Eine Stunde später ist die Farmerin dann aufgestanden, um wie jeden Morgen das Frühstück für ihre Kinder herzurichten. Keine fünf Minuten später, rumpelt es in der oberen Etage und Xander klebt an seiner Mutter. Wenn sie sein Gesicht sieht, geht in ihr die Sonne auf. „Mein kleiner Liebling." Sie geht auf die Knie und verwöhnt ihren Sohn mit Küssen. Inzwischen ist der Halbdämon zu schwer für sie geworden. Doch sein Vater kann ihn noch problemlos hochheben. „Haben du und Papa auch Spaß gehabt?" Sofort nickt er, was seine Mutter zum lachen bringt. „Später könnt ihr mir alles erzählen." Nun steht sie wieder auf und streicht ihm durch sein silbernes Haar. „Setz dich, mein Schatz. Ich mach dir Eier und Speck zum Frühstück." Nur eine kurze Zeit später kommt Zeldris herunter. An ihm klebt Anunnaki, die noch einen schläfrigen Eindruck macht. „Morgen...", brummt der Dämon nicht gerade fröhlich.

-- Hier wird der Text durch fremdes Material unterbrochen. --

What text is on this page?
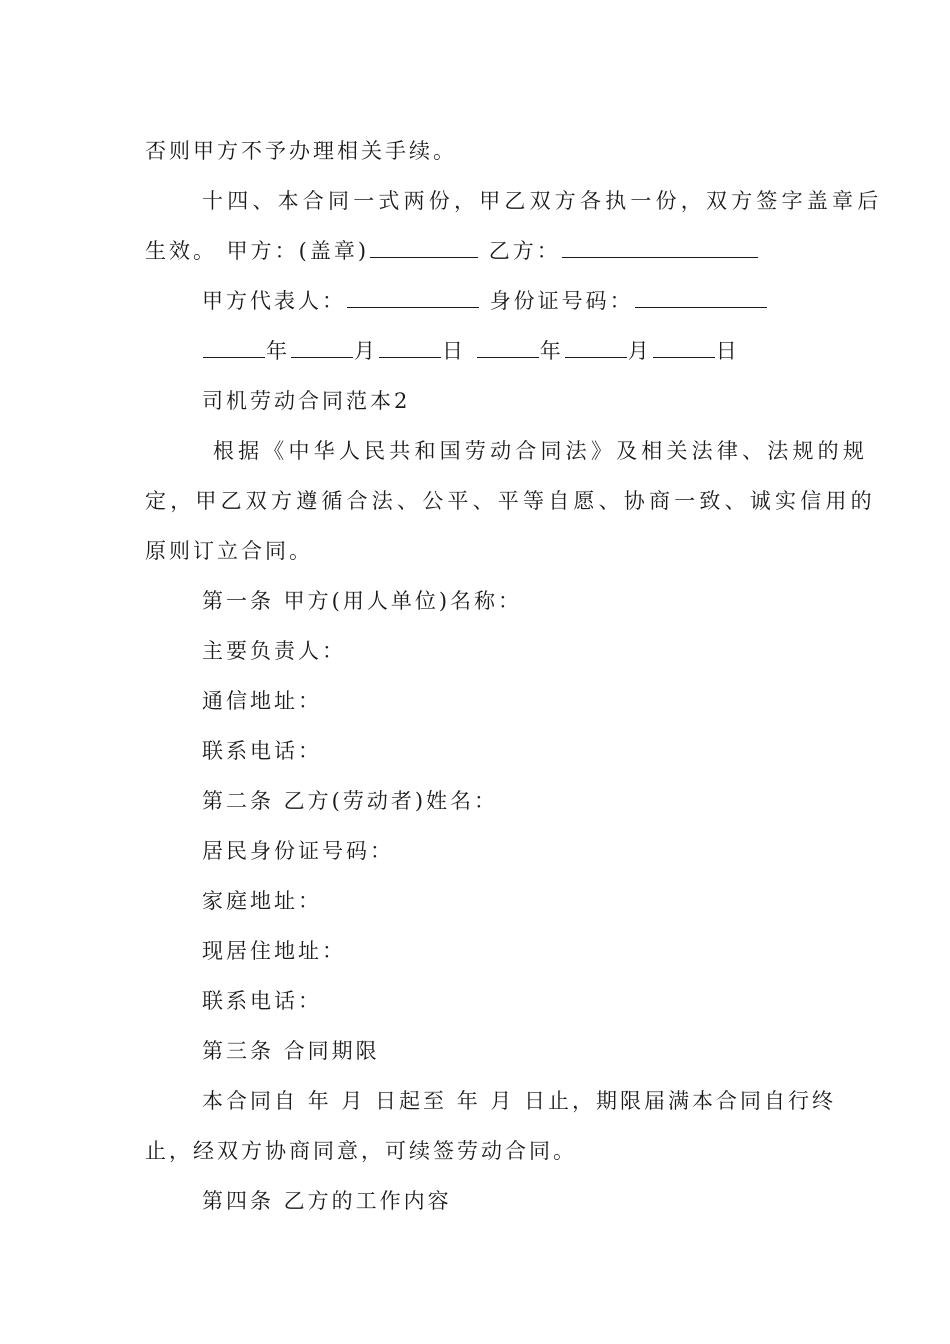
否则甲方不予办理相关手续。
十四、本合同一式两份，甲乙双方各执一份，双方签字盖章后
生效。 甲方：(盖章)	乙方：
甲方代表人：	身份证号码：
年	月	日	年	月	日
司机劳动合同范本2
根据《中华人民共和国劳动合同法》及相关法律、法规的规
定，甲乙双方遵循合法、公平、平等自愿、协商一致、诚实信用的
原则订立合同。
第一条 甲方(用人单位)名称：
主要负责人：
通信地址：
联系电话：
第二条 乙方(劳动者)姓名：
居民身份证号码：
家庭地址：
现居住地址：
联系电话：
第三条 合同期限
本合同自 年 月 日起至 年 月 日止，期限届满本合同自行终
止，经双方协商同意，可续签劳动合同。
第四条 乙方的工作内容
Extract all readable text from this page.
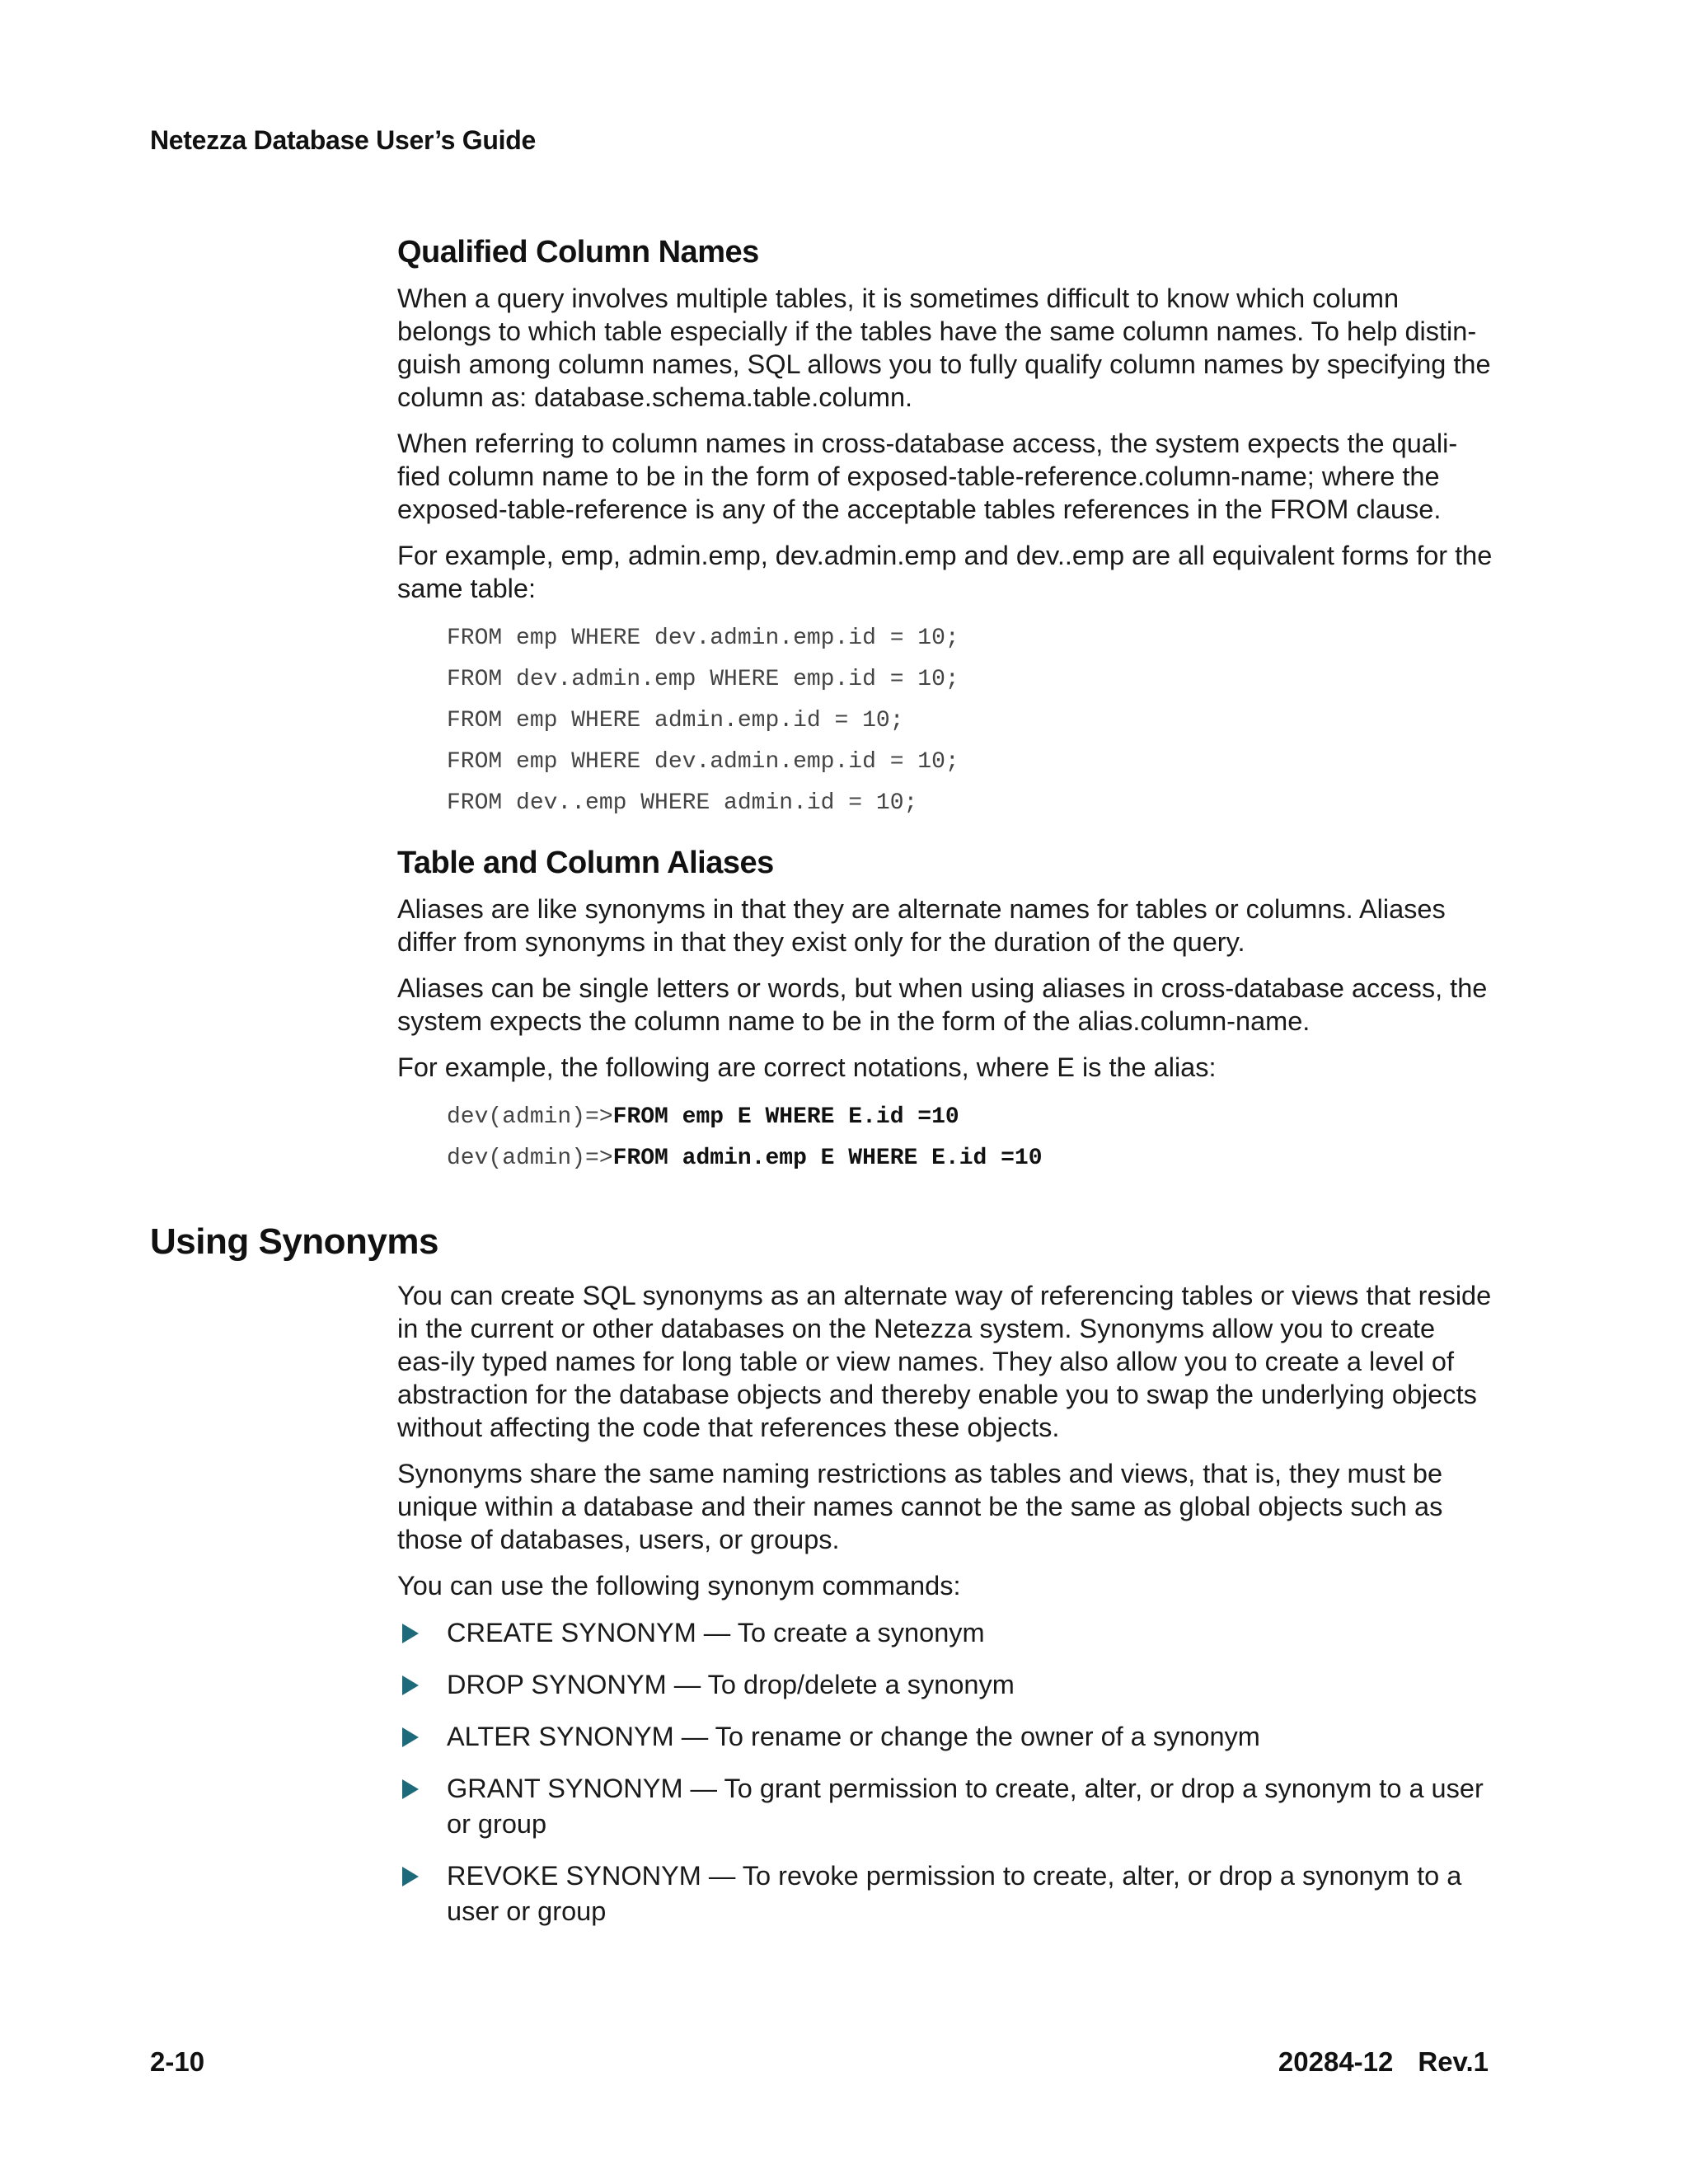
Netezza Database User’s Guide
Qualified Column Names

When a query involves multiple tables, it is sometimes difficult to know which column belongs to which table especially if the tables have the same column names. To help distin-guish among column names, SQL allows you to fully qualify column names by specifying the column as: database.schema.table.column.

When referring to column names in cross-database access, the system expects the quali-fied column name to be in the form of exposed-table-reference.column-name; where the exposed-table-reference is any of the acceptable tables references in the FROM clause.

For example, emp, admin.emp, dev.admin.emp and dev..emp are all equivalent forms for the same table:

FROM emp WHERE dev.admin.emp.id = 10;
FROM dev.admin.emp WHERE emp.id = 10;
FROM emp WHERE admin.emp.id = 10;
FROM emp WHERE dev.admin.emp.id = 10;
FROM dev..emp WHERE admin.id = 10;
Table and Column Aliases

Aliases are like synonyms in that they are alternate names for tables or columns. Aliases differ from synonyms in that they exist only for the duration of the query.

Aliases can be single letters or words, but when using aliases in cross-database access, the system expects the column name to be in the form of the alias.column-name.

For example, the following are correct notations, where E is the alias:

dev(admin)=>FROM emp E WHERE E.id =10
dev(admin)=>FROM admin.emp E WHERE E.id =10
Using Synonyms

You can create SQL synonyms as an alternate way of referencing tables or views that reside in the current or other databases on the Netezza system. Synonyms allow you to create eas-ily typed names for long table or view names. They also allow you to create a level of abstraction for the database objects and thereby enable you to swap the underlying objects without affecting the code that references these objects.

Synonyms share the same naming restrictions as tables and views, that is, they must be unique within a database and their names cannot be the same as global objects such as those of databases, users, or groups.

You can use the following synonym commands:

CREATE SYNONYM — To create a synonym
DROP SYNONYM — To drop/delete a synonym
ALTER SYNONYM — To rename or change the owner of a synonym
GRANT SYNONYM — To grant permission to create, alter, or drop a synonym to a user or group
REVOKE SYNONYM — To revoke permission to create, alter, or drop a synonym to a user or group
2-10	20284-12 Rev.1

Als die kleine Halbdämonin ihre Mutter erblickt, ist sie auf einmal hellwach und will von ihr auf den Arm genommen werden. „Guten Morgen, Zeldris." Natalia nimmt ihre Tochter auf den Arm und verwöhnt auch sie mit ein paar Küssen. „Setz dich doch. Ich bring dir gleich etwas zu essen", sagt sie. Geschickt hat die Farmerin ihre Kleine auf einem Arm und mit dem anderen bereitet sie das Frühstück für ihren Sohn zu. Manchmal ist es nicht einfach, gleichzeitig Mutter und Hausfrau zu sein. „Daddy!" Anunnaki quietscht laut auf, als ihr Papa leise die Treppe herunterkommt und sie sofort auf den Arm nimmt. Estarossa drückt sie liebevoll an sich und schmust erstmal ein paar Minuten mit ihr. Sein markant, männliches Gesicht löst in Natalia immer starke Gefühle aus. „Du bist heute aber bald auf, habe ich dich aufgeweckt?" Doch der Dämon schüttelt den Kopf. „Nein, alles in Ordnung. Ich habe es nur nicht mehr ohne dich ausgehalten." Estarossa grinst, während Natalia hochrot anläuft.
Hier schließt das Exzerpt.